Credit Agreement” means that certain Credit Agreement dated as of the date hereof among the Seller, each Person identified as a “Guarantor” on the signature pages thereto and each other Person that joins as a Guarantor (together with their successors and permitted assigns) (each, a “Guarantor”), each of the Persons identified as a “Lender” on the signature pages thereto and their successors and assigns, and Lender, as administrative agent, and its successors and assigns, as amended, restated, amended and restated, supplemented, waived, replaced (whether or not upon termination, and whether with the original lenders or otherwise), increased, restructured, repaid, refunded, refinanced or otherwise modified from time to time, including any indentures, credit facilities, term loan facility or other agreement extending the maturity thereof, refinancing, replacing or otherwise restructuring all or a portion of the Indebtedness under such indentures, credit facilities, term loan facility or other agreement or any successor or replacement indentures, credit facilities, term loan facility or other agreement and whether with the original obligors, agent, lenders, institutional investors or otherwise, and whether provided under the original Credit Agreement or one or more other credit or other agreements or indentures, and any agreement (and related document) governing Indebtedness incurred to refinance, in whole or in part, the borrowings, other extensions of credit and commitments then outstanding or permitted to be outstanding under such debt facilities or successor debt facilities, whether by the same or any other obligor, issuer, agent, lender or group of lenders (or institutional investors).
“[***]”
Default” means any event or condition that constitutes an Event of Default under the Loan Documents or that, with the giving of any notice, the passage of time, or both, would be an Event of Default under the Loan Documents.

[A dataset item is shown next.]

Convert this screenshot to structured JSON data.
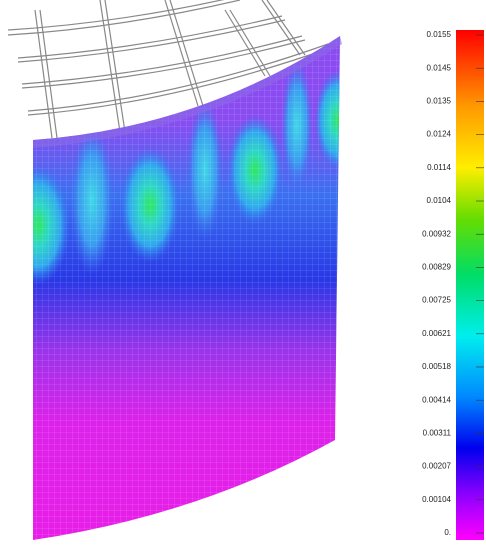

Disclosing Party” is defined in Section 8.1.
Disclosure Schedule” means the Disclosure Schedule, dated as of the date hereof, delivered to the Buyer by the Seller concurrently with the execution of this Agreement.
Distributor” means a Third Party that (a) purchases or has the option to purchase any Product in finished form from or at the direction of the Seller or any of its Affiliates, (b) has the right, option or obligation to distribute, market and sell such Product (with or without packaging rights) in one or more regions, and (c) is not a Licensee. The term “packaging rights” in this definition will mean the right for the Distributor to package or have packaged Product supplied in unpackaged bulk form into individual ready-for-sale packs.
EMA” means the European Medicines Agency, or any successor agency thereto.
ERISA” means the Employee Retirement Income Security Act of 1974.